Наверное, меня ещё издали увидели через окно, потому что когда я шел своей обычной дорогой к кабинету Дениса, казалось, весь Институт вышел встречать мою скромную персону. Люди толпились в проходах, коридорах, на лестницах, выглядывали в двери, но никто не отваживался заговорить со мной, а я шел прямо, не оглядываясь ни на кого и здороваясь со знакомыми лишь едва заметными кивками головы. Шеф ни о чем не расспрашивал, молча принял мое заявление с просьбой предоставить очередной отпуск, сразу же её подписал и только после этого коротко сказал: "Хорошо, Нику. Побыстрее поправляйся". Его взгляд и в особенности тон красноречиво свидетельствовали о том, что он видит перед собой смертельно больного человека, на выздоровление которого нет никаких надежд.

Я уже вышел из кабинета в коридор, когда вдруг вспомнил мужчину, похожего сзади на Алека, и установку, оставшуюся дома. Выдержка изменила мне, и я бросился во весь дух бежать под жалостливыми взглядами сотрудников, гонимый вперед страшными мыслями о возможности ограбления. Я бегом преодолел расстояние до следующей остановки, будучи не в состоянии дождаться троллейбуса, который меня там и догнал, по лестнице взлетел на свой шестой этаж и успокоился лишь тогда, когда плоская коробка очутилась в моих руках. Больше я с ней не разлучался.

В шкафу среди кучи старого хлама я разыскал какие-то затертые джинсы, на передних карманах которых были замки-молнии, и с того времени носил только их, периодически похлопывая себя рукой по правому бедру. Из квартиры выходил лишь для того, чтобы купить продуктов в ближайшем гастрономе, причем набирал припасов сразу на несколько дней. Телевизор смотрел при полностью отключенном звуке, чтобы случайно не прозевать какого-нибудь подозрительного шума. Очень беспокоился, что позвонит или даже придет Сашо, но он так и не дал о себе знать, видно, подался отдыхать куда-нибудь подальше от города. И все это время в моей голове крутились различные планы действий на случай, когда меня разыщут Алек или Станко.

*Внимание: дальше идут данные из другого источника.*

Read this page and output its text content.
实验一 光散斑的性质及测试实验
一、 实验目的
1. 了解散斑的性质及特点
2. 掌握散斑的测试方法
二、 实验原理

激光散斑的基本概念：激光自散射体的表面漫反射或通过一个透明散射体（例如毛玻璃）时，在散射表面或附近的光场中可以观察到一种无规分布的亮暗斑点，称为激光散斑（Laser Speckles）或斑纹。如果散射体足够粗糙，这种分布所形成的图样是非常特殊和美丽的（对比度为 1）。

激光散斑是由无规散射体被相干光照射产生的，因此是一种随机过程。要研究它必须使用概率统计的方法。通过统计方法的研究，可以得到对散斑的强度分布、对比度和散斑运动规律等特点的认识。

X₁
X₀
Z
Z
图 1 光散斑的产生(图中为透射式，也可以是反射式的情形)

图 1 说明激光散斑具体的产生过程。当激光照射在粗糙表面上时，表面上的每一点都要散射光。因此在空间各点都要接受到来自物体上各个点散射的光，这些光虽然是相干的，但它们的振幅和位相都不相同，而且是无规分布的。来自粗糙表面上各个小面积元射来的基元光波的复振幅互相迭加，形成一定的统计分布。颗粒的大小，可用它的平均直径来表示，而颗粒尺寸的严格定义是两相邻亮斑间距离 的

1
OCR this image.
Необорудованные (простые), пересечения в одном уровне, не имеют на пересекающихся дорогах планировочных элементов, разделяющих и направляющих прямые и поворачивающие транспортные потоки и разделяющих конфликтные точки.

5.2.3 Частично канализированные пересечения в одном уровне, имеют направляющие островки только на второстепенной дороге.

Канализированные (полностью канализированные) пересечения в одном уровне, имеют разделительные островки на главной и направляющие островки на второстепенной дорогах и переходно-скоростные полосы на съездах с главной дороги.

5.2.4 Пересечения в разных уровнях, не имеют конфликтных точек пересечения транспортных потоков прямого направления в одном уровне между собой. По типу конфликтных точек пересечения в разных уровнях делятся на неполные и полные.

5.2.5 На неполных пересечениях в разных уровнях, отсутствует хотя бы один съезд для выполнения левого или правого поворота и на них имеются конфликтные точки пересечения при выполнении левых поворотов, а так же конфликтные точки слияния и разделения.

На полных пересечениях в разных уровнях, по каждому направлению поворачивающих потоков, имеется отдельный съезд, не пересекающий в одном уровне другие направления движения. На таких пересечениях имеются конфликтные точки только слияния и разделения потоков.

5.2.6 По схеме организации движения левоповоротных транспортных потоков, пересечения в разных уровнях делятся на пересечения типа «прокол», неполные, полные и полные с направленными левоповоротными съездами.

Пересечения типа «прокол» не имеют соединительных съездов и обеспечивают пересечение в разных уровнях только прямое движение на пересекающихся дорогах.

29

Наконец наступило третье августа, принеся мне какую-то радостную, светлую надежду, связанную с возможным приходом Владового товарища. Однако шел день за днем, никто не появлялся перед моей дверью, и оптимизм мало-помалу угасал, уступая место прежним страхам. Более того, однажды мне пришло в голову, что Алек со Станко способны изменить свою внешность, и после этого жизнь вообще стала похожей на сплошной кошмар. Целыми днями я размышлял над хитроумными планами установления личности будущего гостя, время от времени сводящимися насмарку опасениями, что пришельцы способны подчинить мою психику и через дверь, а ночью часто просыпался в холодном поту и сразу же лез рукой под подушку. Но сегодня - семнадцатое августа, и все это уже в прошлом.

Я бросаю взгляд на часы, висящие над столом, и удивленно качаю головой: да, уже двадцать пять минут одиннадцатого! Быстро встаю с дивана, убираю постель, выхожу на балкон, где делаю короткую зарядку, и после этого с удовольствием умываюсь до пояса холодной водой - все так же, как и прежде, до этой проклятой Бермудской экспедиции! Наспех завтракаю на кухне какими-то рыбными консервами, выпиваю стакан холодного чая, энергично встаю и возвращаюсь в комнату. Беру со стола в руки энергетическую установку и сажусь с ней в мягкое кресло, стоящее возле окна.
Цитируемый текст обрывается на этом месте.